To deploy the script execute the following command:

forge script script/ScriptName.s.sol --rpc-url buildbear --broadcast

You will need to create a cron job or any other automated script to call the reactive swapper. It's because the opportunities to have a profitable arbitrage are rare and may or may not work manually.
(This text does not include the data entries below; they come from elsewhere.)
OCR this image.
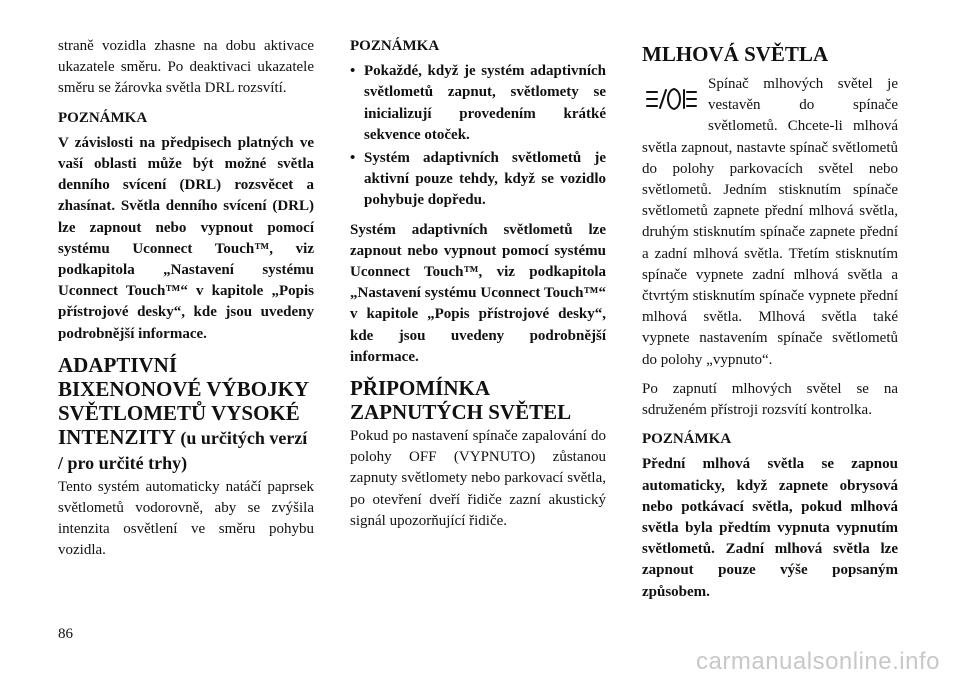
straně vozidla zhasne na dobu aktivace ukazatele směru. Po deaktivaci ukazatele směru se žárovka světla DRL rozsvítí.

POZNÁMKA

V závislosti na předpisech platných ve vaší oblasti může být možné světla denního svícení (DRL) rozsvěcet a zhasínat. Světla denního svícení (DRL) lze zapnout nebo vypnout pomocí systému Uconnect Touch™, viz podkapitola „Nastavení systému Uconnect Touch™“ v kapitole „Popis přístrojové desky“, kde jsou uvedeny podrobnější informace.

ADAPTIVNÍ BIXENONOVÉ VÝBOJKY SVĚTLOMETŮ VYSOKÉ INTENZITY (u určitých verzí / pro určité trhy)

Tento systém automaticky natáčí paprsek světlometů vodorovně, aby se zvýšila intenzita osvětlení ve směru pohybu vozidla.

POZNÁMKA

• Pokaždé, když je systém adaptivních světlometů zapnut, světlomety se inicializují provedením krátké sekvence otoček.
• Systém adaptivních světlometů je aktivní pouze tehdy, když se vozidlo pohybuje dopředu.

Systém adaptivních světlometů lze zapnout nebo vypnout pomocí systému Uconnect Touch™, viz podkapitola „Nastavení systému Uconnect Touch™“ v kapitole „Popis přístrojové desky“, kde jsou uvedeny podrobnější informace.

PŘIPOMÍNKA ZAPNUTÝCH SVĚTEL

Pokud po nastavení spínače zapalování do polohy OFF (VYPNUTO) zůstanou zapnuty světlomety nebo parkovací světla, po otevření dveří řidiče zazní akustický signál upozorňující řidiče.

MLHOVÁ SVĚTLA

Spínač mlhových světel je vestavěn do spínače světlometů. Chcete-li mlhová světla zapnout, nastavte spínač světlometů do polohy parkovacích světel nebo světlometů. Jedním stisknutím spínače světlometů zapnete přední mlhová světla, druhým stisknutím spínače zapnete přední a zadní mlhová světla. Třetím stisknutím spínače vypnete zadní mlhová světla a čtvrtým stisknutím spínače vypnete přední mlhová světla. Mlhová světla také vypnete nastavením spínače světlometů do polohy „vypnuto“.

Po zapnutí mlhových světel se na sdruženém přístroji rozsvítí kontrolka.

POZNÁMKA

Přední mlhová světla se zapnou automaticky, když zapnete obrysová nebo potkávací světla, pokud mlhová světla byla předtím vypnuta vypnutím světlometů. Zadní mlhová světla lze zapnout pouze výše popsaným způsobem.

86
carmanualsonline.info
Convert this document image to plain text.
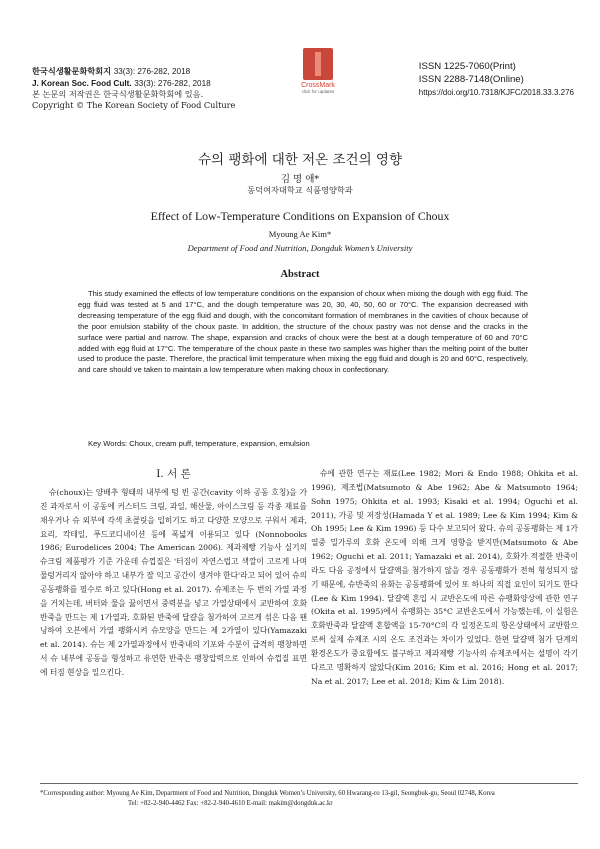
한국식생활문화학회지 33(3): 276-282, 2018
J. Korean Soc. Food Cult. 33(3): 276-282, 2018
본 논문의 저작권은 한국식생활문화학회에 있음.
Copyright © The Korean Society of Food Culture
CrossMark
click for updates
ISSN 1225-7060(Print)
ISSN 2288-7148(Online)
https://doi.org/10.7318/KJFC/2018.33.3.276
슈의 팽화에 대한 저온 조건의 영향
김 명 애*
동덕여자대학교 식품영양학과
Effect of Low-Temperature Conditions on Expansion of Choux
Myoung Ae Kim*
Department of Food and Nutrition, Dongduk Women’s University
Abstract
This study examined the effects of low temperature conditions on the expansion of choux when mixing the dough with egg fluid. The egg fluid was tested at 5 and 17°C, and the dough temperature was 20, 30, 40, 50, 60 or 70°C. The expansion decreased with decreasing temperature of the egg fluid and dough, with the concomitant formation of membranes in the cavities of choux because of the poor emulsion stability of the choux paste. In addition, the structure of the choux pastry was not dense and the cracks in the surface were partial and narrow. The shape, expansion and cracks of choux were the best at a dough temperature of 60 and 70°C added with egg fluid at 17°C. The temperature of the choux paste in these two samples was higher than the melting point of the butter used to produce the paste. Therefore, the practical limit temperature when mixing the egg fluid and dough is 20 and 60°C, respectively, and care should ve taken to maintain a low temperature when making choux in confectionary.
Key Words: Choux, cream puff, temperature, expansion, emulsion
Ⅰ. 서 론

슈(choux)는 양배추 형태의 내부에 텅 빈 공간(cavity 이하 공동 호칭)을 가진 과자로서 이 공동에 커스터드 크림, 과일, 해산물, 아이스크림 등 각종 재료를 채우거나 슈 외부에 각색 초콜릿을 입히기도 하고 다양한 모양으로 구워서 제과, 요리, 칵테일, 푸드코디네이션 등에 폭넓게 이용되고 있다 (Nonnobooks 1986; Eurodelices 2004; The American 2006). 제과제빵 기능사 실기의 슈크림 제품평가 기준 가운데 슈껍질은 '터짐이 자연스럽고 색깔이 고르게 나며 물렁거리지 않아야 하고 내부가 잘 익고 공간이 생겨야 한다'라고 되어 있어 슈의 공동팽화를 필수로 하고 있다(Hong et al. 2017). 슈제조는 두 번의 가열 과정을 거치는데, 버터와 물을 끓이면서 중력분을 넣고 가열상태에서 교반하여 호화반죽을 만드는 제 1가열과, 호화된 반죽에 달걀을 첨가하여 고르게 섞은 다음 팬닝하여 오븐에서 가열 팽화시켜 슈모양을 만드는 제 2가열이 있다(Yamazaki et al. 2014). 슈는 제 2가열과정에서 반죽내의 기포와 수분이 급격히 팽창하면서 슈 내부에 공동을 형성하고 유연한 반죽은 팽창압력으로 인하여 슈껍질 표면에 터짐 현상을 일으킨다.

슈에 관한 연구는 재료(Lee 1982; Mori & Endo 1988; Ohkita et al. 1996), 제조법(Matsumoto & Abe 1962; Abe & Matsumoto 1964; Sohn 1975; Ohkita et al. 1993; Kisaki et al. 1994; Oguchi et al. 2011), 가공 및 저장성(Hamada Y et al. 1989; Lee & Kim 1994; Kim & Oh 1995; Lee & Kim 1996) 등 다수 보고되어 왔다. 슈의 공동팽화는 제 1가열중 밀가루의 호화 온도에 의해 크게 영향을 받지만(Matsumoto & Abe 1962; Oguchi et al. 2011; Yamazaki et al. 2014), 호화가 적절한 반죽이라도 다음 공정에서 달걀액을 첨가하지 않을 경우 공동팽화가 전혀 형성되지 않기 때문에, 슈반죽의 유화는 공동팽화에 있어 또 하나의 직접 요인이 되기도 한다 (Lee & Kim 1994). 달걀액 혼입 시 교반온도에 따른 슈팽화양상에 관한 연구(Okita et al. 1995)에서 슈팽화는 35°C 교반온도에서 가능했는데, 이 실험은 호화반죽과 달걀액 혼합액을 15-70°C의 각 일정온도의 항온상태에서 교반함으로써 실제 슈제조 시의 온도 조건과는 차이가 있었다. 한편 달걀액 첨가 단계의 환경온도가 중요함에도 불구하고 제과제빵 기능사의 슈제조에서는 설명이 각기 다르고 명확하지 않았다(Kim 2016; Kim et al. 2016; Hong et al. 2017; Na et al. 2017; Lee et al. 2018; Kim & Lim 2018).

*Corresponding author: Myoung Ae Kim, Department of Food and Nutrition, Dongduk Women’s University, 60 Hwarang-ro 13-gil, Seongbuk-gu, Seoul 02748, Korea
Tel: +82-2-940-4462 Fax: +82-2-940-4610 E-mail: makim@dongduk.ac.kr
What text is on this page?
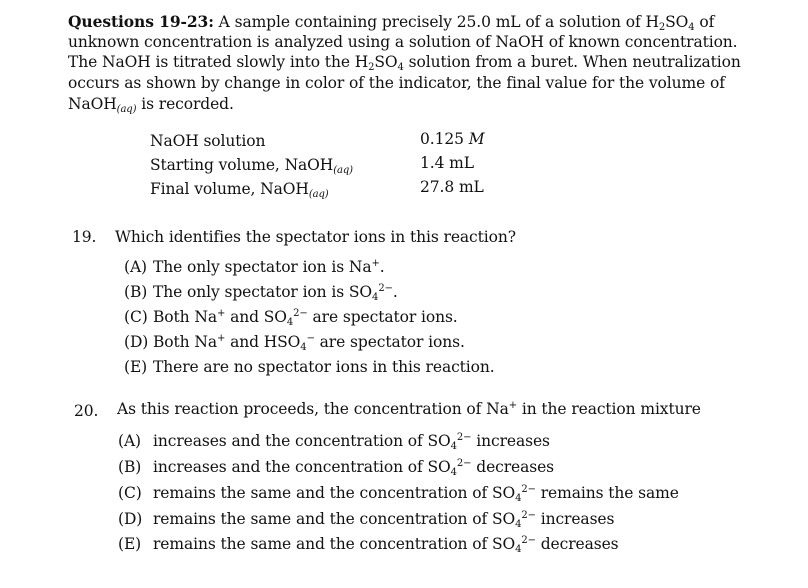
Questions 19-23: A sample containing precisely 25.0 mL of a solution of $H_2SO_4$ of
unknown concentration is analyzed using a solution of NaOH of known concentration.
The NaOH is titrated slowly into the $H_2SO_4$ solution from a buret. When neutralization
occurs as shown by change in color of the indicator, the final value for the volume of
NaOH$_{(aq)}$ is recorded.
NaOH solution	0.125 M
Starting volume, NaOH$_{(aq)}$	1.4 mL
Final volume, NaOH$_{(aq)}$	27.8 mL
19. Which identifies the spectator ions in this reaction?
(A) The only spectator ion is Na+.
(B) The only spectator ion is $SO_4^{2-}$.
(C) Both Na+ and $SO_4^{2-}$ are spectator ions.
(D) Both Na+ and $HSO_4^-$ are spectator ions.
(E) There are no spectator ions in this reaction.
20. As this reaction proceeds, the concentration of Na+ in the reaction mixture
(A) increases and the concentration of $SO_4^{2-}$ increases
(B) increases and the concentration of $SO_4^{2-}$ decreases
(C) remains the same and the concentration of $SO_4^{2-}$ remains the same
(D) remains the same and the concentration of $SO_4^{2-}$ increases
(E) remains the same and the concentration of $SO_4^{2-}$ decreases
Setting Up Cron Job to Call the Arbitrage function

This script will execute the call to executeBidirectionalArbitrageIfProfitable every 30 secs to check for price changes and arbitrage opportunities and execute the swap if it is profitable

// reactive-arbitrage-bot.js
 
const { ethers } = require('ethers');
const cron = require('node-cron');
 
// ——— Configuration (hard-coded) ———
const RPC_URL             = 'BuildBear Sandbox URL HERE';             // 👈 replace with your Sandbox URL
const PRIVATE_KEY         = '0xYOUR_PRIVATE_KEY_HERE';                // 👈 replace with your key
const SWAPPER_ADDRESS     = '0xYourDeployedSwapperAddressHere';       // 👈 replace with your deployed PancakeReactiveSwapper
 
const AMOUNT_IN           = ethers.utils.parseUnits('10', 18);      // tokenIn amount
const MIN_PROFIT_BPS      = 100;                                     // 1% threshold
 
// ABI for just the one function we need
const SWAPPER_ABI = [
"function executeBidirectionalArbitrageIfProfitable(uint256 amount, uint256 minProfitBps) external"
];
 
const provider = new ethers.providers.JsonRpcProvider(RPC_URL);
const wallet   = new ethers.Wallet(PRIVATE_KEY, provider);
const swapper  = new ethers.Contract(SWAPPER_ADDRESS, SWAPPER_ABI, wallet);
 
async function attemptArb() {
    const ts = new Date().toISOString();
    console.log(`${ts}  Checking arbitrage… `);
    try {
        const tx = await swapper.executeBidirectionalArbitrageIfProfitable(
            AMOUNT_IN,
            MIN_PROFIT_BPS
        );
        console.log(`tx sent ${tx.hash}\n`);
        const receipt = await tx.wait();
        console.log(`${ts}  ✅ Swap executed in block ${receipt.blockNumber}`);
    } catch (err) {
        const msg = err.error?.message || err.message;
        if (msg.includes("No profitable arbitrage")) {
            console.log("❌ No arbitrage opportunity");
        } else {
            console.error(`❗ Error: ${msg}`);
        }
    }
}
 
console.log("🔔 ReactiveSwapper bot started, polling every 30 seconds");
cron.schedule("*/30 * * * * *", attemptArb);

Once you run this script, the cron job will run every 30 secs checking for profitable arbitrage opportunities and execute a swap whenever there is one

🔔 ReactiveSwapper bot started, polling every 30 seconds
2025-04-30T14:23:17.582Z  Checking arbitrage… 
tx sent 0x9f8e3b2c5a1d4e6f7b8c9d0a1e2f3a4b5c6d7e8f9a0b1c2d3e4f5a6b7c8d9e0f

2025-04-30T14:23:32.764Z  ✅ Swap executed in block 22766010

2025-04-30T14:23:47.201Z  Checking arbitrage… 
❌ No arbitrage opportunity

2025-04-30T14:24:07.418Z  Checking arbitrage… 
❌ No arbitrage opportunity

Summary

  • Live Oracle Integration
    Leverages production-grade Chainlink price feeds alongside PancakeSwap AMM pools for real-time price data.

  • Fully Sandboxed
    Executes the entire arbitrage lifecycle in BuildBear’s safe environment—no real capital at risk.

  • End-to-End Automation
    Covers opportunity detection, simulation, and on-chain execution of arbitrage trades with a single reactive contract.

  • Built with Chainlink & Foundry
    Utilizes the Chainlink Foundry toolkit for data feeds and the Foundry test framework for robust, forked-mainnet testing.

  • MEV & DeFi Blueprint
    Provides a clear path for architecting reactive DeFi bots and MEV strategies in a controlled sandbox.